- Texte visé : Texte de la commission sur le projet de loi, après engagement de la procédure accélérée, d’urgence pour la protection et la souveraineté agricoles (n°2632)., n° 2765-A0
- Stade de lecture : 1ère lecture (1ère assemblée saisie)
- Examiné par : Assemblée nationale (séance publique)
I. – A l’alinéa 26, supprimer les mots :
« inférieur à 2 % ni ».
II. – En conséquence, après le même alinéa 26, insérer l’alinéa suivant :
« 1° B Au même premier alinéa, le taux : « 2 % » sont remplacés par le taux : « 5 % ».
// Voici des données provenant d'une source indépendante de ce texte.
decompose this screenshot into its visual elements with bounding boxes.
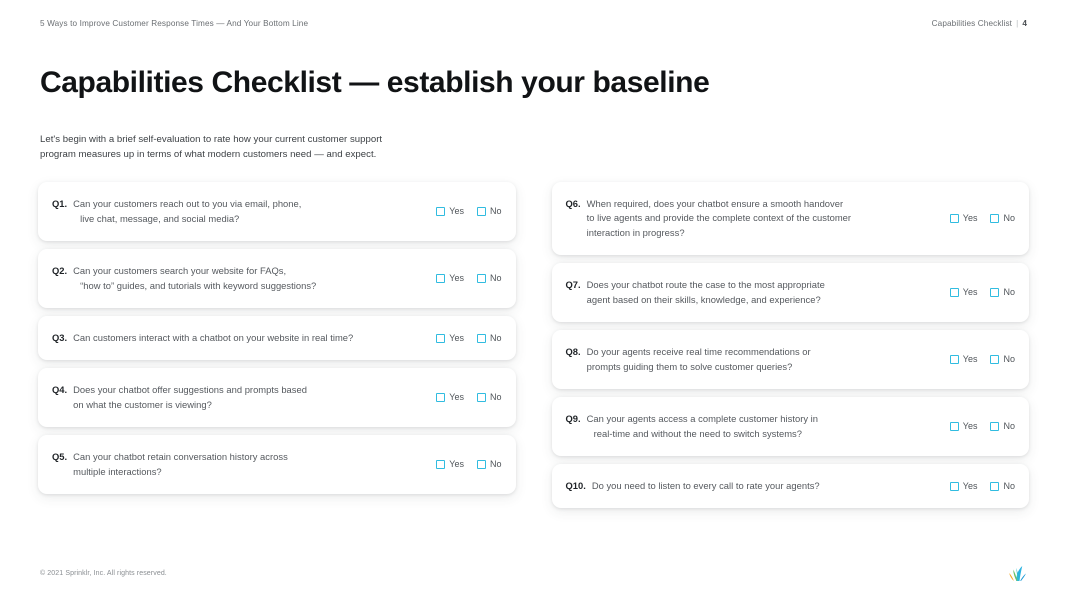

Cet amendement porte sur les sanctions administratives applicables aux manquements aux obligations de contractualisation dans le secteur agricole. L’actuel article L. 631-25 du code rural et de la pêche maritime (CRPM) prévoit, en réponse aux manquements qu’il liste, une sanction administrative dont le montant ne peut être supérieur à 2 % du chiffre d'affaires (CA) hors taxes du dernier exercice clos ou, dans le cas des organisations de producteurs (OP) et des associations d'organisations de producteurs (AOP) assurant la commercialisation des produits de leurs membres sans transfert de propriété, à 2 % du CA agrégé de l'ensemble des producteurs dont elles commercialisent les produits.
Dans le but de renforcer le caractère dissuasif de cette sanction, l’amendement CE635 est venu modifier le montant de cette sanction pour fixer un montant plancher à 2 % du CA HT et un plafond à 5 % du CA HT.
Or, appliquer un tel montant plancher sans distinction ou modération possible selon le type de manquement reviendrait à infliger des sanctions disproportionnées et constituerait probablement une atteinte au principe de valeur constitutionnelle de nécessité des délits et des peines. Dans son appréciation de l’adéquation de la sanction à l’infraction, le Conseil constitutionnel pourrait ainsi retenir l’existence d’une disproportion manifeste entre l’infraction et la peine encourue. L’autorité administrative détermine le montant de l’amende qu’elle inflige en tenant compte tant du manquement considéré que de l’importance de la relation économique concernée par le-dit manquement (chiffre d’affaires concerné pour chacune des deux parties eu égard à leur chiffre d’affaires global). Avec l’amendement tel qu’il a été voté, par exemple, l’oubli d’une clause dans un contrat écrit ou un contrat-cadre, comme celle relative aux règles applicables en cas de force majeure, viendrait sanctionner un producteur ou un acheteur de produits agricoles à hauteur de 2 % de son CA alors même que ce manquement ne remet pas en cause l’économie globale du contrat ni n’empêche sa bonne réalisation immédiate. Un tel taux pourrait être contre-productif et constituer tant un frein à la contractualisation écrite que nous défendons, qu’à la politique des suites mises en œuvre par l’administration quand elle constate les manquements figurant à l’article L.631-25 du CRPM.
Le présent amendement vise donc à modérer la rédaction de l’amendement CE635 adopté en en commission des affaires économiques en retirant le taux plancher de 2 % et ne conservant que le taux plafond de 5%. Ce taux est par ailleurs appliqué également CA agrégé de l’ensemble des producteurs dont les OP et AOP assurent la commercialisation des produits sans transfert de propriété (harmonisation non proposée par l’amendement CE635).